LGBT health information has been increasingly available over the past year, to the point where content from my most recent blogs has already become dated. This post provides an update and highlights some newly available LGBT health information from 2011.

Since Employment nondiscrimination for LBGT PAs was posted in November 2010, four more states have enacted laws to prohibit employment discrimination on the basis of sexual orientation and gender identity, raising the total to 16 states and the District of Columbia. Keeping up with LGBT health: Why it matters to you patients from March 2011 references HP2020's debut of LGBT health as one of 13 new topic areas. Another remarkable feature of HP2020 is that while previous editions have required mid-course revisions, HP2020 is a living (digital) document that is continually being revised. The LGBT health topic area was updated as recently as this month and now includes a link to the CDC website's LGBT health content, which is also updated regularly.

The issues covered within Protection for LGBT PA students from May 2011 have not seen any improvement for the PA profession. However, medical students have set the bar in this area. The American Medical Student Association's Committee on Gender and Sexuality created an LGBT Residency and Medical School Directory to help applicants gauge how medical schools and residencies rate in their protection of LGBT students and residents. In addition, in a recent study on LGBT health curriculum in the Journal of the American Medical Association, September 2011, 70% of medical school deans in the United States and Canada surveyed gave their programs grades of "fair," "poor," or "very poor" for the quality and quantity of LGBT content in their curriculum, and students at one-third of responding medical schools received no such training in their clinical years. On average, the surveyed schools devoted five curriculum hours to LGBT health issues. Nine schools devoted no preclinical hours, and 44 schools devoted no clinical training hours to LGBT topics.
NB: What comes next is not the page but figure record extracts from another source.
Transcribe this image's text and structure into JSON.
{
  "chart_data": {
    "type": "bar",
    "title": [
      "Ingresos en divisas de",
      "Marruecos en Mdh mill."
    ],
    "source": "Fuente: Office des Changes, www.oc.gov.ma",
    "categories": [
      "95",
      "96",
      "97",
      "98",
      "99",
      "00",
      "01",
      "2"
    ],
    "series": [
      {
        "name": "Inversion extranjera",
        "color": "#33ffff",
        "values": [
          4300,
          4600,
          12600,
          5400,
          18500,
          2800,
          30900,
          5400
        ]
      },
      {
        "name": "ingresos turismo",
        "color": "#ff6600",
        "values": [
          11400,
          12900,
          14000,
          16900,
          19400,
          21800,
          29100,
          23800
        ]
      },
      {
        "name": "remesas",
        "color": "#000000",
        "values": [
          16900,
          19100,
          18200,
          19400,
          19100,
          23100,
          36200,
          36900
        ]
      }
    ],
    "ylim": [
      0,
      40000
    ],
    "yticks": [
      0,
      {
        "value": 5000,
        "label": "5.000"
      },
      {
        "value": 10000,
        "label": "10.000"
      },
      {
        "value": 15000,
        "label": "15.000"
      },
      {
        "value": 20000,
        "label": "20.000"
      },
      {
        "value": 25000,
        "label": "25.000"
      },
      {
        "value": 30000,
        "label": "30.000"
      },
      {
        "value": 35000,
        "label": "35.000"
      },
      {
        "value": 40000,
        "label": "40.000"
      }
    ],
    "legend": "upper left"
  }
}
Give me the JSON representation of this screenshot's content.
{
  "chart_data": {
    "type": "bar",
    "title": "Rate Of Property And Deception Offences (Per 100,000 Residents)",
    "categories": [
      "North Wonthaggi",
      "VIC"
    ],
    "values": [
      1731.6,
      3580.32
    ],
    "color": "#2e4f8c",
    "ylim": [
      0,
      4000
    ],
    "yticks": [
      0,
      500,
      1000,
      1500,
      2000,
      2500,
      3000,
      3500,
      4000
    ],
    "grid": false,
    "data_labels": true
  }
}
2011 Healthcare Equality Index, July 2011, noted hospitals that desire accreditation by the Joint Commission will now be evaluated for compliance with their new LGBT-inclusive nondiscrimination standards. PA Marylou Hernandez's JAAPA blog of December 2011 celebrates the Joint Commission's publication of Advancing Effective Communication, Cultural Competence, and Patient- and Family-Centered Care for the LGBT Community: A Field Guide. This companion document is intended to assist health care providers in achieving compliance with the Joint Commission's new accreditation standards that are inclusive of same-sex couples and their dependent children, and transgender patients.

Also in 2011, the President issued a Memorandum directing Secretary Sebelius to develop recommendations to promote the equal treatment of LGBT Americans, provide enhanced resources for LGBT health issues, and develop better information regarding LGBT health needs. The US Department of Health and Human Services (HHS) 2011 recommendations are on their way toward implementation. This month HHS issued a summary update summarizing specific actions that HHS has taken through 2011. HHS recently conducted LGBT listening sessions around the country to inform the development of a set of 2012 recommendations.

The Department of Justice recently announced revisions to the 1927 FBI definition of rape, which had been defined as forced, nonconsensual vaginal penetration by a penis. The national Uniform Crime Report which captures this data will provide health care professionals with more complete data on sexual violence, including oral or anal penetration; rape of males; penetration of the vagina and anus with an object or body part other than a penis; rape of females by females; and nonforcible rape.

Finally, I'd like to highlight HRSA's October 2011 release of Women's Health USA 2011, which identifies priorities, trends, and disparities in women's health. For the first time, this report features data on the health of lesbian and bisexual women and recognizes that health disparities exist among women by sexual orientation.

In terms of LGBT health, 2011 was a truly remarkable year. The benefits to patients of these advances and new information will depend upon PAs' awareness and our ability to integrate it into our practices.


Diane Bruessow practices in Middle Village, New York. This blog post expresses her personal views and does not express or represent the views or policies of AAPA.